The tracker is currently pretty barebones, but it is functional from the limited testing I did with it. A few fellow eHow writers (Carol McKenzie, Dianne Cass, and knyc) were kind enough to volunteer their services in testing it out for a few days before I start broadcasting its availability to the eHow community.
What it Does
As I originally mentioned, eHow gives writers very limited earnings data. Currently there is no way to writers to figure out which articles get income on a day to day basis without doing a whole lot of manual work. The tracker collects data each time that it is run and keeps a history so that writers can see earnings increase over time on a per article basis. Since earnings updates only occur at most once per day, the tracker keeps data on a per day basis. This means that if the tracker is run multiple times during a single day, it only keeps the last set of data for that day.
Using the tracker is very easy. Upon installation, it adds submenus to both the main Tools menu and the context menu. The user simply needs to navigate to one of their article earnings pages and select the menu option “Update Earnings”. The tracker will then read all of the earnings pages and generate an HTML report. The HTML report is currently very barebones and ugly but the plan is to fix that up.
eHow Earnings Tracker context menu
How it Works
The tracker works by first examining the URL of the web page that’s currently in the browser. eHow has very specific URL formats for the earnings pages so the tracker can figure out whether or not it can be run.
Once it is run, the tracker examines the HTML of the page and extracts data based on HTML elements and CSS class names.

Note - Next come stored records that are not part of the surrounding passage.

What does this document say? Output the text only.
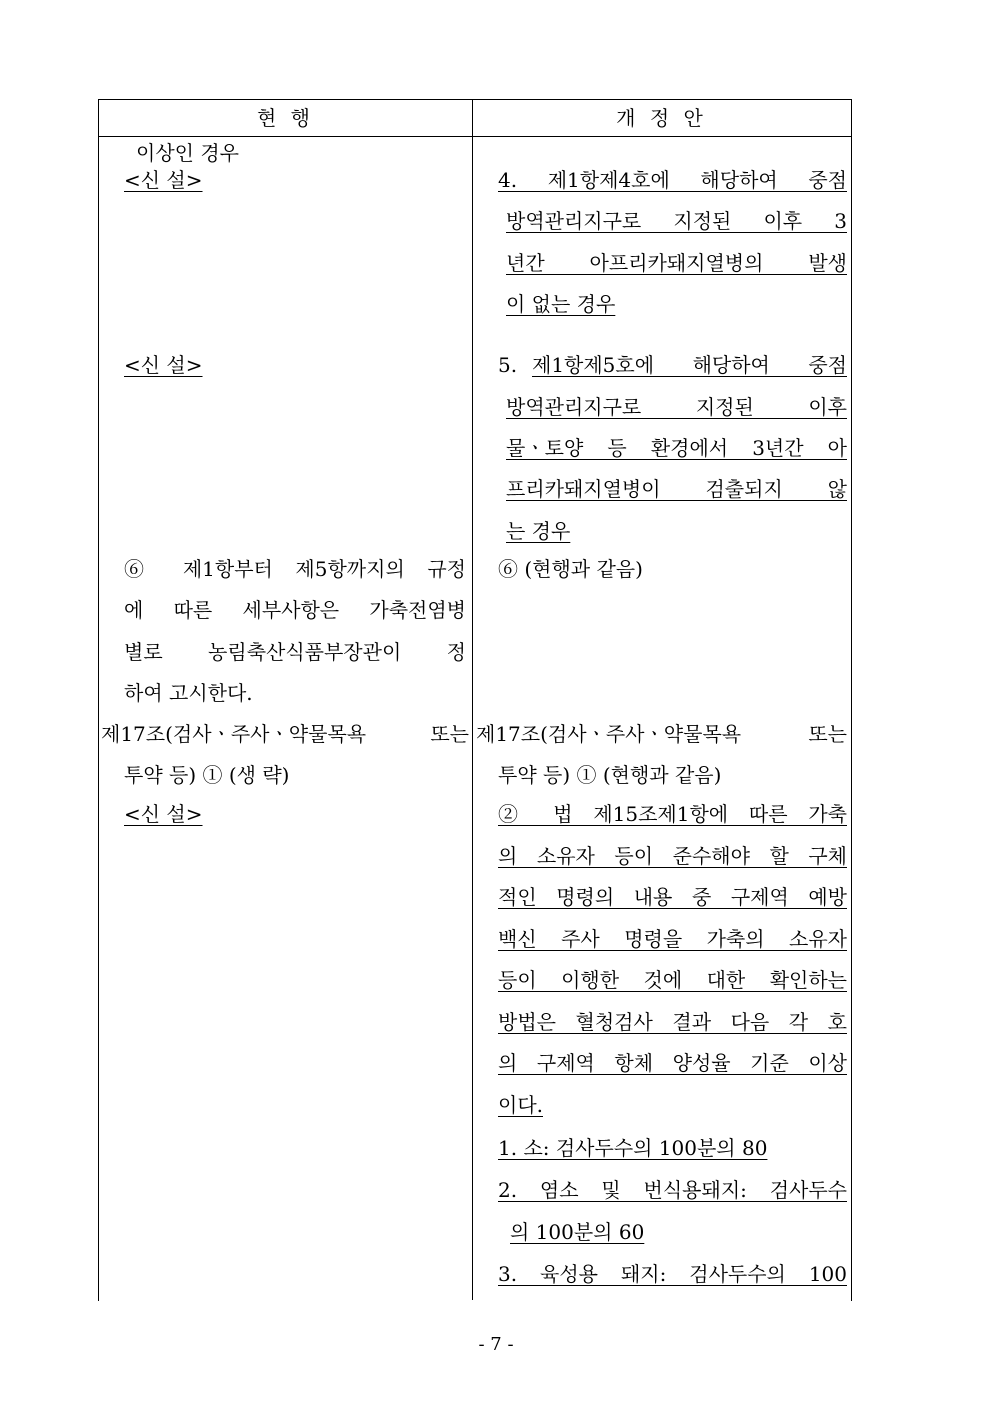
현 행	개 정 안
이상인 경우
<신 설>
<신 설>
⑥ 제1항부터 제5항까지의 규정
에 따른 세부사항은 가축전염병
별로 농림축산식품부장관이 정
하여 고시한다.
제17조(검사ㆍ주사ㆍ약물목욕 또는
투약 등) ① (생 략)
<신 설>
4. 제1항제4호에 해당하여 중점
방역관리지구로 지정된 이후 3
년간 아프리카돼지열병의 발생
이 없는 경우
5. 제1항제5호에 해당하여 중점
방역관리지구로 지정된 이후
물ㆍ토양 등 환경에서 3년간 아
프리카돼지열병이 검출되지 않
는 경우
⑥ (현행과 같음)
제17조(검사ㆍ주사ㆍ약물목욕 또는
투약 등) ① (현행과 같음)
② 법 제15조제1항에 따른 가축
의 소유자 등이 준수해야 할 구체
적인 명령의 내용 중 구제역 예방
백신 주사 명령을 가축의 소유자
등이 이행한 것에 대한 확인하는
방법은 혈청검사 결과 다음 각 호
의 구제역 항체 양성율 기준 이상
이다.
1. 소: 검사두수의 100분의 80
2. 염소 및 번식용돼지: 검사두수
의 100분의 60
3. 육성용 돼지: 검사두수의 100
- 7 -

It can also figure out how to navigate to the other earnings pages by using the “Next” anchor link at the bottom of the page and gathers information off each page as it loads.
HTML structure of the eHow article earnings pages
The tracker stores its data in an XML file in the Firefox profiles directory. If you’re curious, you can track it down by looking in the same directory as the URL that appears in the HTML report after the tracker is run. The file is called eHowEarningsTracker_17of26_earnings_[ehow user name].xml.
Caveats
The tracker requires Firefox 3.5 because I needed to use some functionality that only became available in 3.5.
The tracker can only collect data when it is explicitly run. Since it can only read what’s in the rendered HTML pages, it can’t know anything that the user doesn’t see. This means that if the tracker will never have data for days that it wasn’t run.
This tool is completely tied to eHow’s HTML code. If eHow does anything to change the HTML layout of their earnings pages then the tracker will not be able to successfully read any more data until I update it to handle the new HTML layout. However, all of the past collected data would still be there.
I have no idea how this thing is going to handle large amounts of data. Some people have hundreds of articles and tracking earnings data over weeks and months is going to get big.
Upcoming Changes
There’s really only two things I need to work on at this point. The first one is to do some serious work on the HTML report. It needs some nice styling and I really want to add some functionality to it (such as being able to sort by column).
The other thing that I want to do is to provide a way to export/backup the data in CSV or XML format.